After slogging through a long week at work with a long slog of work ahead of us for the weekend, the zwoman and I went to dinner and a movie on Friday night. She wanted to see "Inception," and it was playing in an IMAX theater at a convenient time, so I ponied up the $38 for two tickets. I don't recall ever being so bitter over spending $38.
The alleged IMAX theater in Kip's Bay isn't a real IMAX. It's just a big movie screen. Remember when we were kids and all theaters had only one screen and it was really big? Like the old theater on DoG Street? Imagine that with a sharper picture and a louder sound system. That isn't IMAX. Turns out the "real IMAX" theater is in Lincoln Center.
The dearth of IMAXdom was an initial perturbance, but I settled into my seat and got over it quickly. Until the movie started.
"Inception" takes ideas from "The Matrix," "The Cell," and "Total Recall" and combines them to form the most ill-conceived sci-fi movie since "Jumpers."
I can deal with sci-fi movies if they're well done. My only requirement is that the movie set out some underlying rules for the forthcoming supernatural shitshow, and that it stick to those rules. "Inception," like "Jumpers," has no rules.
I watched "Jumpers" for free at home on demand. Afterwards I wanted those 88 minutes of my life back and I was insulted by the movie's stupidity. "Inception" sprawls out for 148 minutes, almost two and a half hours of inconsistent plot and tiresome clenched-jaw intensity by every male actor on the screen. It's even more insulting that "Jumpers" and I'm still livid that I'm out $38.

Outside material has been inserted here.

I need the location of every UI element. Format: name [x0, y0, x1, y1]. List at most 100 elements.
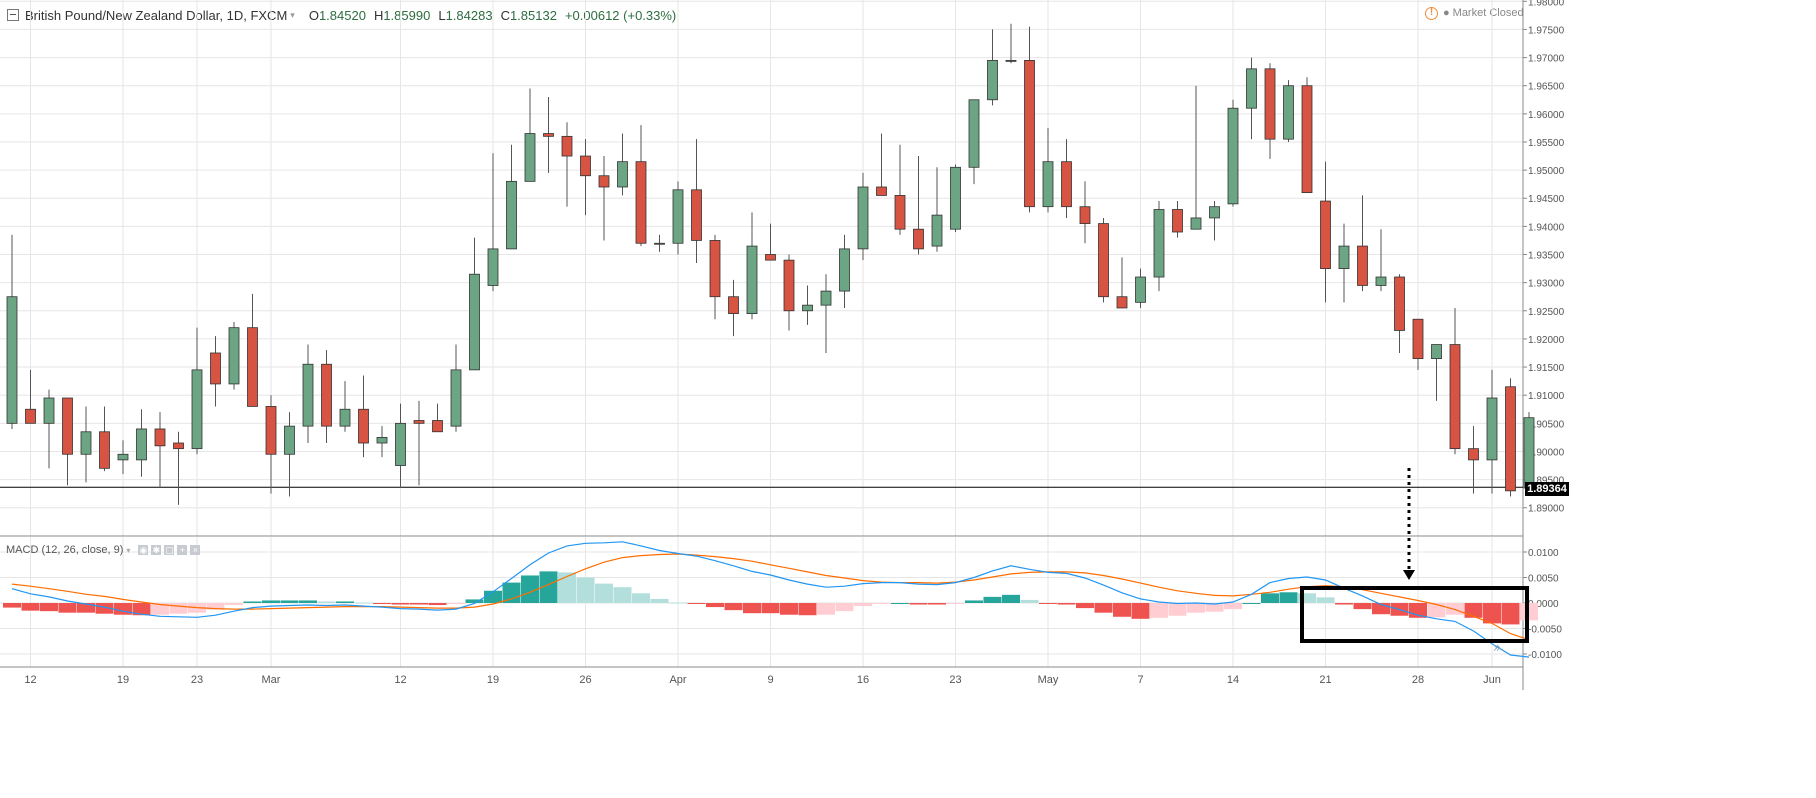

The plot is: Leonardo DiCaprio and his buddies have this machine that allows you to experience shared dreams with other people while they are plugged into the machine. They use this machine to steal information from people through their dreams. One of his jobs gets botched and he has to fix it so that he can return to the United States to be reunited with his kids because right now he's suspected of murdering his wife so he has to live abroad, but if he fixes the botched job he can clear the murder charges.
It's as terrible as it sounds. There appear to be almost no rules to how the dream machine works, and the few rules set out early on are broken throughout the movie. It's nonsense. I realize that sci-fi is almost definitionally nonsensical, but this thing is beyond the nonsense pale.
The only way they could have salvaged this mess would be if in the end, when DiCaprio faces an elderly and lyophilized Ken Watanabe, he gets the secret information he was supposed to get from Watanabe at the beginning of the movie. A dream within a dream within a dream within a dream within a dream within a dream. That's right. The only way to make this story remotely acceptable would be if six dreams were involved.
Instead we get predictable puke. I give it one bitter pill out of ten.